I still have no idea who the prez candidates will be, and if the Repubs are smart they will be able to distance themselves from Bush between now and the election. I don't think all of the stink has to cling to the congresscritters.
Ron---I should note that in a sense, whatever the result of our bet, we both lose....
I'm seriously confused by those who are pissed at the Repubs and asserting that they can't vote Democratic because... they'll act just like the Republicans have been acting.
What?
I thought Libertarians enjoyed shakeup.
Not to say I like either of them, but dayum, the Republicans need a few terms in the wilderness.
joe:
...Bill Clinton (who passed a deficit reducing, spending-restraining budget bill with only Democratic votes),
I think that Bill Clinton was more fiscally conservative than King George, however the fiscal record of his administration was that much more conservative because of the GOP congress enforcing spending restraint such as it did when it shot down Hillary Care. Please cite a source for the vote that you mention.

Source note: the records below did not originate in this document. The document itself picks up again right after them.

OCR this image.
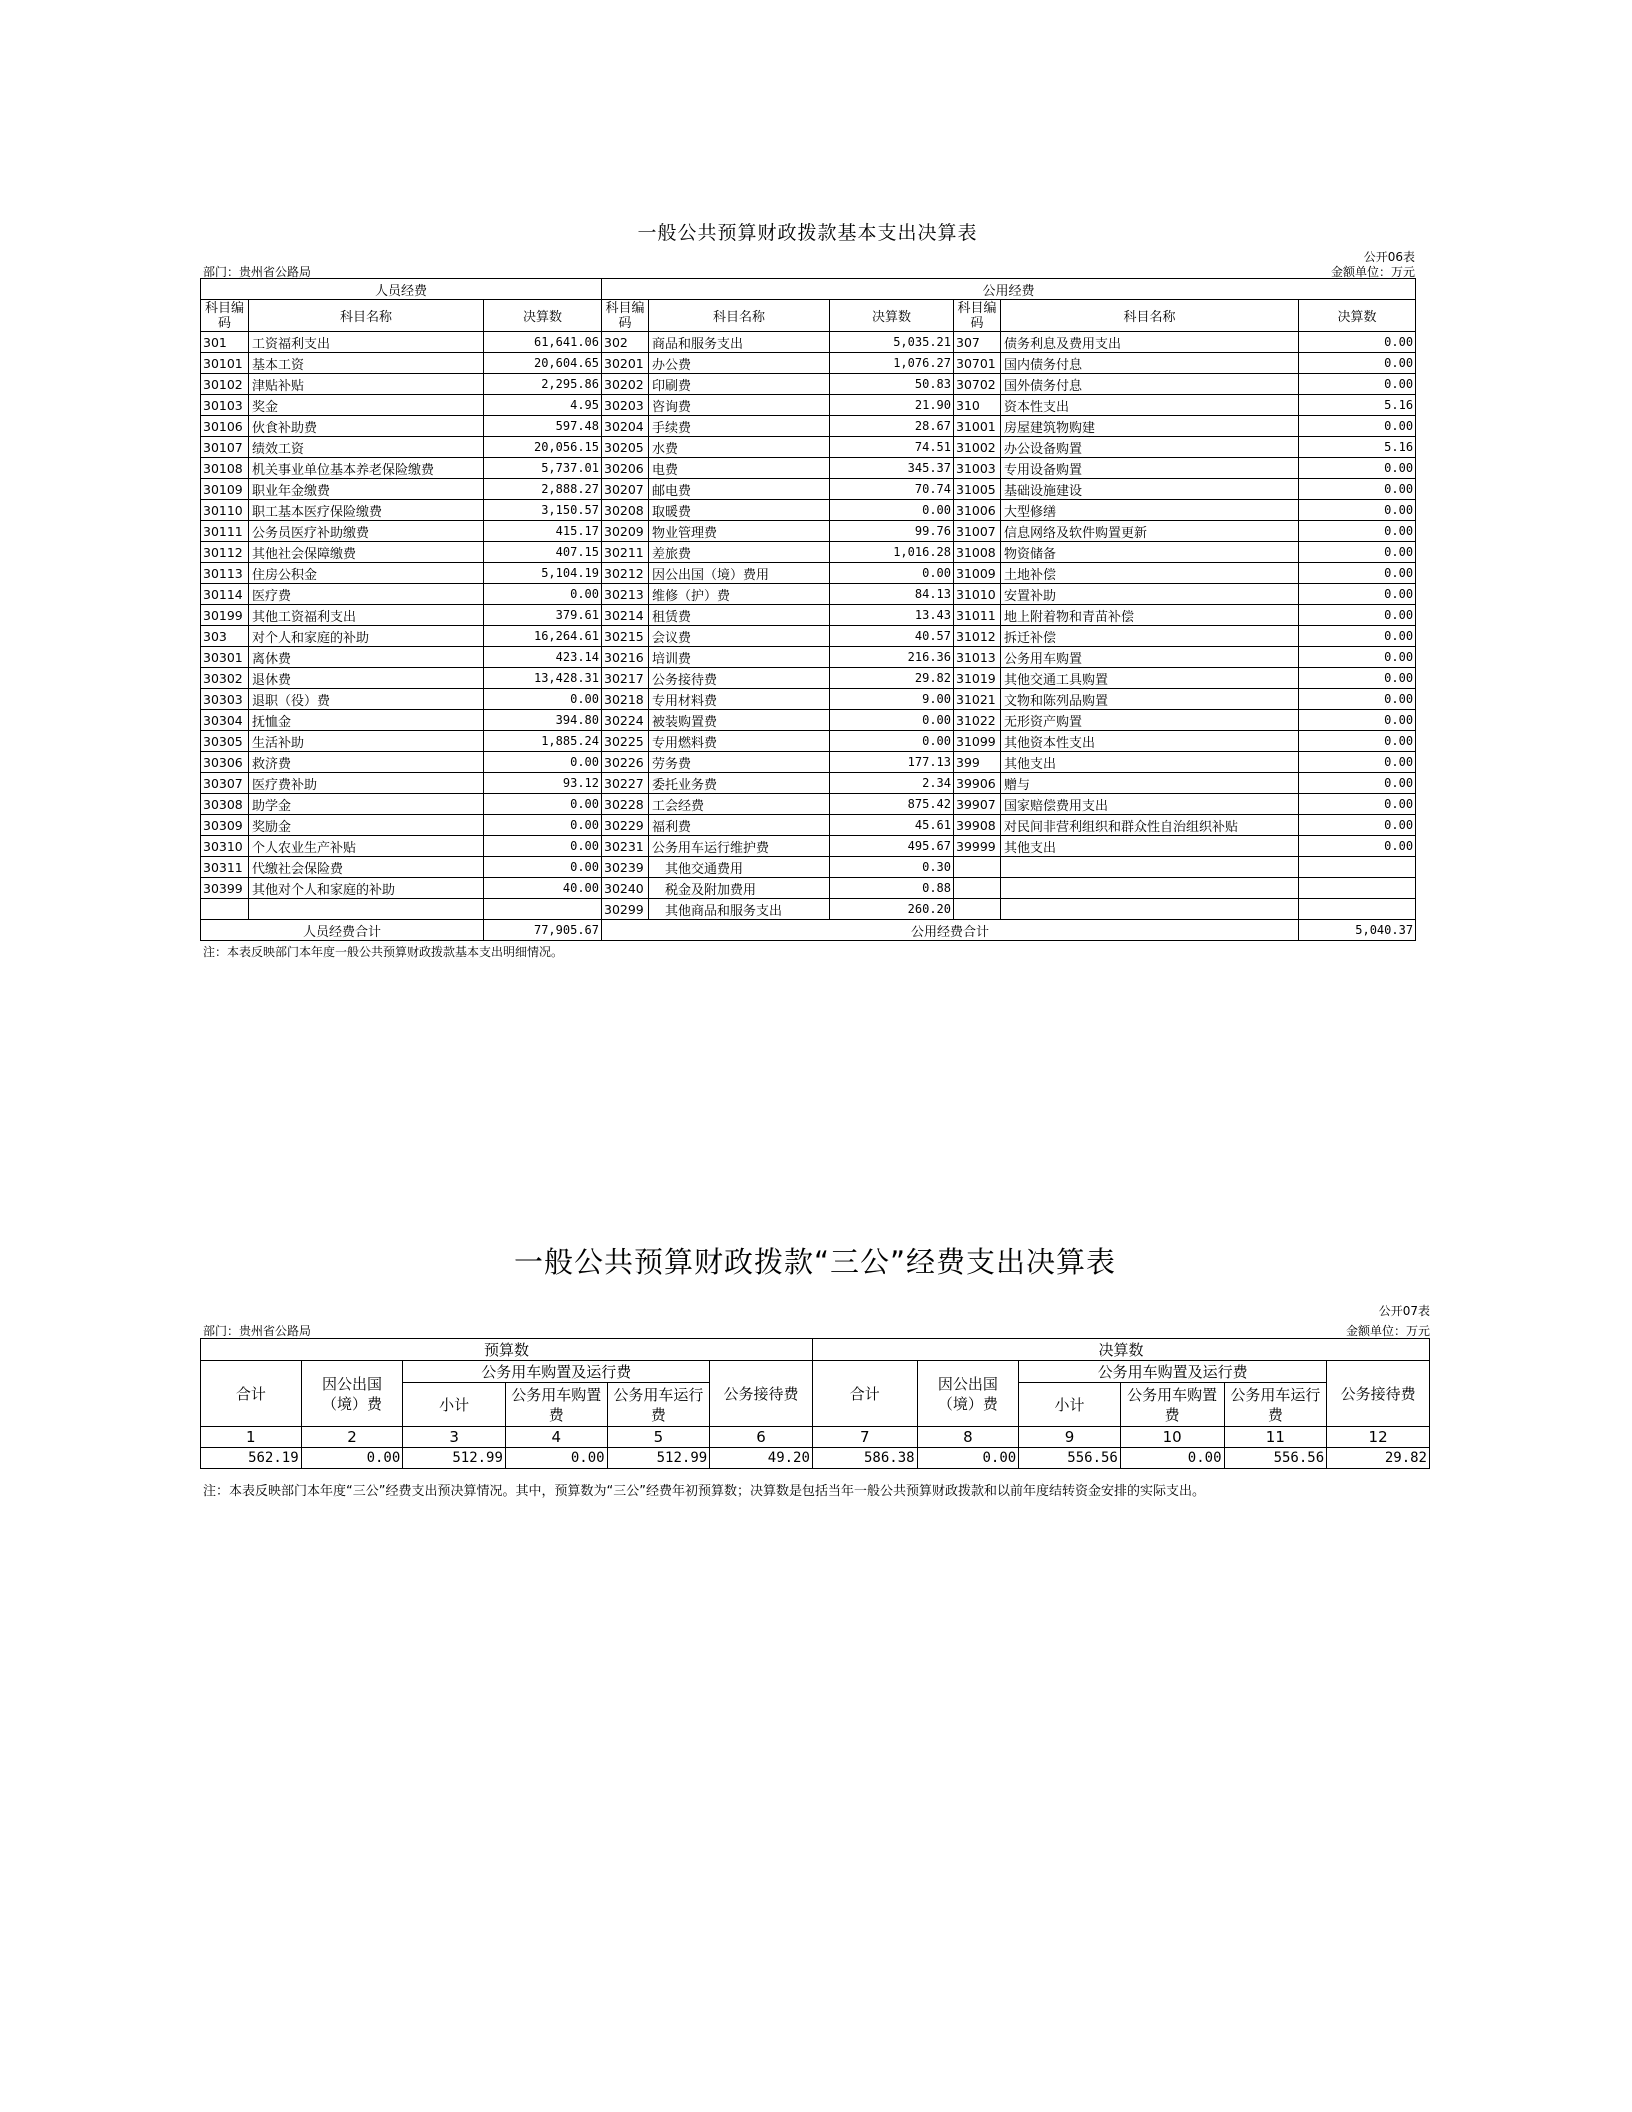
一般公共预算财政拨款基本支出决算表
公开06表
部门：贵州省公路局	金额单位：万元
人员经费			公用经费					
科目编码	科目名称	决算数	科目编码	科目名称	决算数	科目编码	科目名称	决算数
301	工资福利支出	61,641.06	302	商品和服务支出	5,035.21	307	债务利息及费用支出	0.00
30101	基本工资	20,604.65	30201	办公费	1,076.27	30701	国内债务付息	0.00
30102	津贴补贴	2,295.86	30202	印刷费	50.83	30702	国外债务付息	0.00
30103	奖金	4.95	30203	咨询费	21.90	310	资本性支出	5.16
30106	伙食补助费	597.48	30204	手续费	28.67	31001	房屋建筑物购建	0.00
30107	绩效工资	20,056.15	30205	水费	74.51	31002	办公设备购置	5.16
30108	机关事业单位基本养老保险缴费	5,737.01	30206	电费	345.37	31003	专用设备购置	0.00
30109	职业年金缴费	2,888.27	30207	邮电费	70.74	31005	基础设施建设	0.00
30110	职工基本医疗保险缴费	3,150.57	30208	取暖费	0.00	31006	大型修缮	0.00
30111	公务员医疗补助缴费	415.17	30209	物业管理费	99.76	31007	信息网络及软件购置更新	0.00
30112	其他社会保障缴费	407.15	30211	差旅费	1,016.28	31008	物资储备	0.00
30113	住房公积金	5,104.19	30212	因公出国（境）费用	0.00	31009	土地补偿	0.00
30114	医疗费	0.00	30213	维修（护）费	84.13	31010	安置补助	0.00
30199	其他工资福利支出	379.61	30214	租赁费	13.43	31011	地上附着物和青苗补偿	0.00
303	对个人和家庭的补助	16,264.61	30215	会议费	40.57	31012	拆迁补偿	0.00
30301	离休费	423.14	30216	培训费	216.36	31013	公务用车购置	0.00
30302	退休费	13,428.31	30217	公务接待费	29.82	31019	其他交通工具购置	0.00
30303	退职（役）费	0.00	30218	专用材料费	9.00	31021	文物和陈列品购置	0.00
30304	抚恤金	394.80	30224	被装购置费	0.00	31022	无形资产购置	0.00
30305	生活补助	1,885.24	30225	专用燃料费	0.00	31099	其他资本性支出	0.00
30306	救济费	0.00	30226	劳务费	177.13	399	其他支出	0.00
30307	医疗费补助	93.12	30227	委托业务费	2.34	39906	赠与	0.00
30308	助学金	0.00	30228	工会经费	875.42	39907	国家赔偿费用支出	0.00
30309	奖励金	0.00	30229	福利费	45.61	39908	对民间非营利组织和群众性自治组织补贴	0.00
30310	个人农业生产补贴	0.00	30231	公务用车运行维护费	495.67	39999	其他支出	0.00
30311	代缴社会保险费	0.00	30239	其他交通费用	0.30			
30399	其他对个人和家庭的补助	40.00	30240	税金及附加费用	0.88			
			30299	其他商品和服务支出	260.20			
人员经费合计		77,905.67	公用经费合计					5,040.37
注：本表反映部门本年度一般公共预算财政拨款基本支出明细情况。
一般公共预算财政拨款“三公”经费支出决算表
公开07表
部门：贵州省公路局	金额单位：万元
预算数						决算数					
合计	因公出国（境）费	公务用车购置及运行费			公务接待费	合计	因公出国（境）费	公务用车购置及运行费			公务接待费
		小计	公务用车购置费	公务用车运行费				小计	公务用车购置费	公务用车运行费	
1	2	3	4	5	6	7	8	9	10	11	12
562.19	0.00	512.99	0.00	512.99	49.20	586.38	0.00	556.56	0.00	556.56	29.82
注：本表反映部门本年度“三公”经费支出预决算情况。其中，预算数为“三公”经费年初预算数；决算数是包括当年一般公共预算财政拨款和以前年度结转资金安排的实际支出。
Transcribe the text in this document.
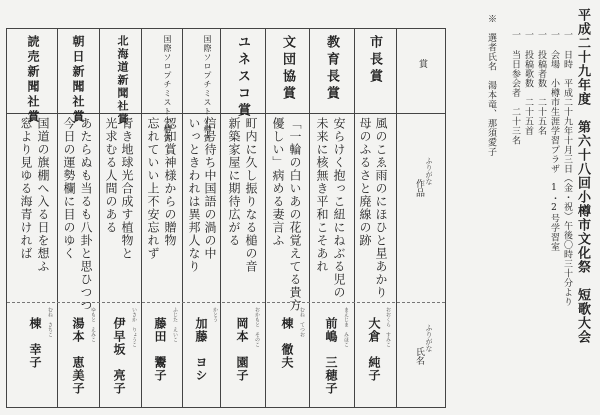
平成二十九年度　第六十八回小樽市文化祭　短歌大会
一 日時　平成二十九年十月三日（金・祝）午後〇時三十分より
一 会場　小樽市生涯学習プラザ　1・2号学習室
一 投稿者数　二十五名
一 投稿歌数　二十五首
一 当日参会者　二十三名
※　選者氏名　湯本竜、那須愛子
賞
ふりがな
作品
ふりがな
氏名
市長賞
風のこゑ雨のにほひと星あかり
母のふるさと廃線の跡
おおくら　すみこ
大倉　純子
教育長賞
安らけく抱っこ紐にねぶる児の
未来に核無き平和こそあれ
まえじま　みほこ
前嶋　三穂子
文団協賞
「一輪の白いあの花覚えてる貴方
優しい」病める妻言ふ
むね　てつお
棟　徹夫
ユネスコ賞
町内に久し振りなる槌の音
新築家屋に期待広がる
おかもと　そのこ
岡本　園子
国際ソロプチミスト小樽賞
信号待ち中国語の渦の中
いっときわれは異邦人なり
かとう
加藤　ヨシ
国際ソロプチミスト小樽賞
認知賞神様からの贈物
忘れていい上不安忘れず
ふじた　えいこ
藤田　鬻子
北海道新聞社賞
青き地球光合成す植物と
光求むる人間のある
いさか　りょうこ
伊早坂　亮子
朝日新聞社賞
あたらぬも当るも八卦と思ひつつ
今日の運勢欄に目のゆく
ゆもと　えみこ
湯本　恵美子
読売新聞社賞
国道の旗棚へ入る日を想ふ
窓より見ゆる海青ければ
むね　さちこ
棟　幸子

Al Gore (his VP, who led the fight against the Reich faction and kept the administration committed to fiscal discipline),
Good for Gore in opposing Reich in this area back then. I catch Reich occaionly on CNBC speaking up for the Dems.
and John Kerry
John Kerry has been one of the biggest spenders in the Senate. But what we're talking about is congress, and the GOP members of congress vote for far less spending then their Dem counterparts:
http://www.ntu.org/main/misc.php?MiscID=13
Hey VM. Good to see ya! Hi Ho to Chi-town!